Lazar Mijović touché aux ligaments du genou — 67 jours d'absence
Les mots qu'un kiné prononce lentement. 67 jours, c'est ce que le club annoncera, et quiconque a déjà entendu ce diagnostic sait que le chiffre est le moindre du problème : le genou revient avant le joueur.
Les os se ressoudent. C'est la seule chose clémente dans cette blessure et la raison pour laquelle le Cukaricki en parlera plus ouvertement que d'un genou. Il reviendra, et à peu près quand ils le disent.
La qualification est acquise, et la saison prochaine les projecteurs s'allumeront pour quelque chose de plus grand. Une scène pour les joueurs, de l'oxygène pour les comptes et un passeport pour les autres.
Position 2, 71 points, et le résultat que tout le monde regarde en premier est désormais le leur. Le mot ne se prononce toujours pas autour du stade — c’est à cela qu’on sait que tout le monde y pense.

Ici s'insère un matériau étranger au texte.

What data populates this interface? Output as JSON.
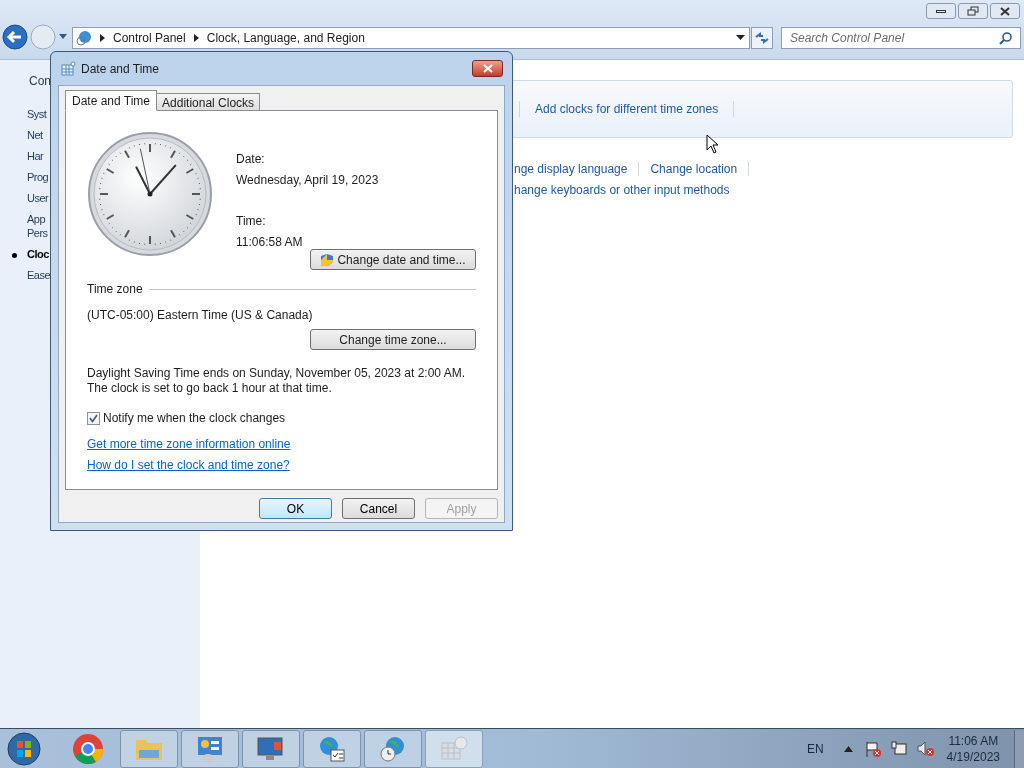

Il y a les footballeurs qui font une bonne saison et ceux pour lesquels une saison reste dans les mémoires ; les seconds entendent leur nom lu dans une salle, l'été. Le Cukaricki sera discrètement ravi et secrètement inquiet.
Indemnité réglée, contrat réglé, visite médicale programmée. Andrej Milanović sera le joueur d’un autre club d’ici le week-end, et à Cukaricki les adieux ont discrètement commencé.
« Je n'ai rien de mauvais à dire sur cet endroit. J'ai simplement besoin d'être ailleurs. » C'est écrit désormais, et cela change ce que Cukaricki peuvent feindre de ne pas avoir entendu.
Les clubs se sont entendus, et il ne reste que des formalités : une visite médicale, une photo, une signature. Personne à Cukaricki ne fait semblant de croire qu'il reportera ce maillot.
Il ne s'agissait pas de football, et tous ceux qui ont vu la scène le savent. Deux hommes qui doivent jouer ensemble samedi se sont dit cette semaine au Cukaricki des choses qui prendront plus d'une semaine à effacer.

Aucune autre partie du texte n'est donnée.